To meet the needs of today’s diverse and fast-moving workforce, organisations must re-imagine their approach to learning immediately.

Three contemporary models provide powerful awareness for this essential shift in the way we professionally develop our staff across the region.

1. Self-Determined Learning positions the learner as an active agent in the self-reflection learning process (Heutagogy: Hase and Kenyon, 2000).

Considerations of this approach recognise that adults bring existing knowledge and complex motivations to any learning situation.

In practice, heutagogy means shifting the facilitator’s role from expert to guide (your Guide-On-The-Side), respecting the widening generational mismatch of expectations that loom large in our organizations.

This approach creates a psychologically safe space for young professionals and senior management to truly collaborate in excited debate, to define problems, explore solutions, and reflect critically on their current ways of working together.

This model is especially effective for supporting high potential employees who need more than pre-scripted professional development.

2. The Learning Transfer Evaluation Model (LTEM: v.13, 2024), developed by learning scientist Will Thalheimer, re-orients attention from content delivery to supported measurable outcomes in the office.

It stresses that true learning effectiveness is determined not by knowledge recall but by its successful application back in the workplace.

LTEM reinforces the need for experiential learning design, performance support tools, and post-training coaching to achieve lasting change.

3. The Individual Learning Journey model stems from doctoral research conducted in the GCC adult learning domain (Dr Laurence H. Brown, 2002 – 2006), during the co-construction of the GCC’s first online ‘Flipped-Learning’ hybrid degree programme, from 2001.

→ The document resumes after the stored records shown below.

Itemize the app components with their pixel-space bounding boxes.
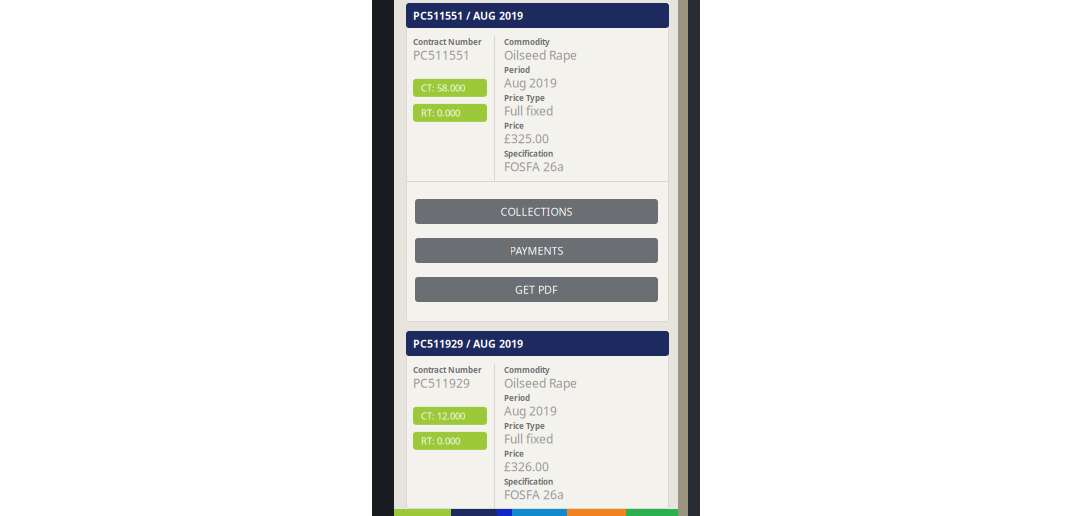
staticText: Period [504,393,530,403]
staticText: Contract Number [413,37,482,47]
staticText: FOSFA 26a [504,159,564,174]
staticText: Price [504,120,524,131]
staticText: PC511551 [413,47,470,63]
staticText: PC511929 [413,375,470,391]
staticText: £326.00 [504,459,549,475]
staticText: Price [504,448,524,459]
staticText: Specification [504,476,553,487]
staticText: Full fixed [504,431,553,447]
staticText: Price Type [504,420,545,431]
staticText: Commodity [504,365,550,375]
staticText: RT: 0.000 [421,107,460,119]
staticText: Aug 2019 [504,403,557,419]
staticText: PC511929 / AUG 2019 [413,336,523,351]
staticText: PC511551 / AUG 2019 [413,8,523,23]
button[interactable]: PAYMENTS [415,238,658,263]
staticText: Oilseed Rape [504,47,577,63]
staticText: COLLECTIONS [500,204,572,219]
staticText: Price Type [504,92,545,103]
staticText: Full fixed [504,103,553,119]
staticText: GET PDF [515,282,558,297]
staticText: Contract Number [413,365,482,375]
staticText: CT: 58.000 [421,82,465,94]
staticText: £325.00 [504,131,549,147]
staticText: Aug 2019 [504,75,557,91]
button[interactable]: COLLECTIONS [415,199,658,224]
staticText: Commodity [504,37,550,47]
button[interactable]: PC511551 / AUG 2019 [406,3,669,28]
staticText: CT: 12.000 [421,410,465,422]
staticText: RT: 0.000 [421,435,460,447]
button[interactable]: PC511929 / AUG 2019 [406,331,669,356]
staticText: Period [504,65,530,75]
staticText: Oilseed Rape [504,375,577,391]
staticText: FOSFA 26a [504,487,564,502]
staticText: Specification [504,148,553,159]
button[interactable]: GET PDF [415,277,658,302]
staticText: PAYMENTS [510,243,564,258]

This experiential model was designed around an iterative, learner-as-agent framework, where participants shaped the direction of their learning by exploring their own personal online learning journey; coming together weekly to discuss the learning topic in a fully ‘flipped’, engaging peer-led group environment.

Rather than being ‘taught’ in the traditional sense, learners co-created knowledge in an individualised, context-driven space, making their learning process deeply personal, relevant to their respective interests and thus, empowering them to climb their individual career ladders.

This Individual Learning Journey model follows the precepts of both Heutagogy as well as LTEM, and was taken up by Saudi Arabia’s largest energy company nearly a decade ago.

Senior management invited Dr Brown to introduce this imperative development into the organisation’s General Instruction manual. Hence, managers could facilitate staff-led decisions as to the training topics that their direct reports felt guided towards, making the most of the new, cutting-edge online programmes from the world’s leading learning institutions, via edX and Coursera for example.

This shift in strategy towards autonomous choice had an immediate effect on motivation, morale and retention.

These contemporary learning models underscore a fundamental truth as we move into the complexities of this year, that for professional development to be relevant, effective and authentic, it must be fully flexible, active, reflective, and anchored in our client’s real-world concerns.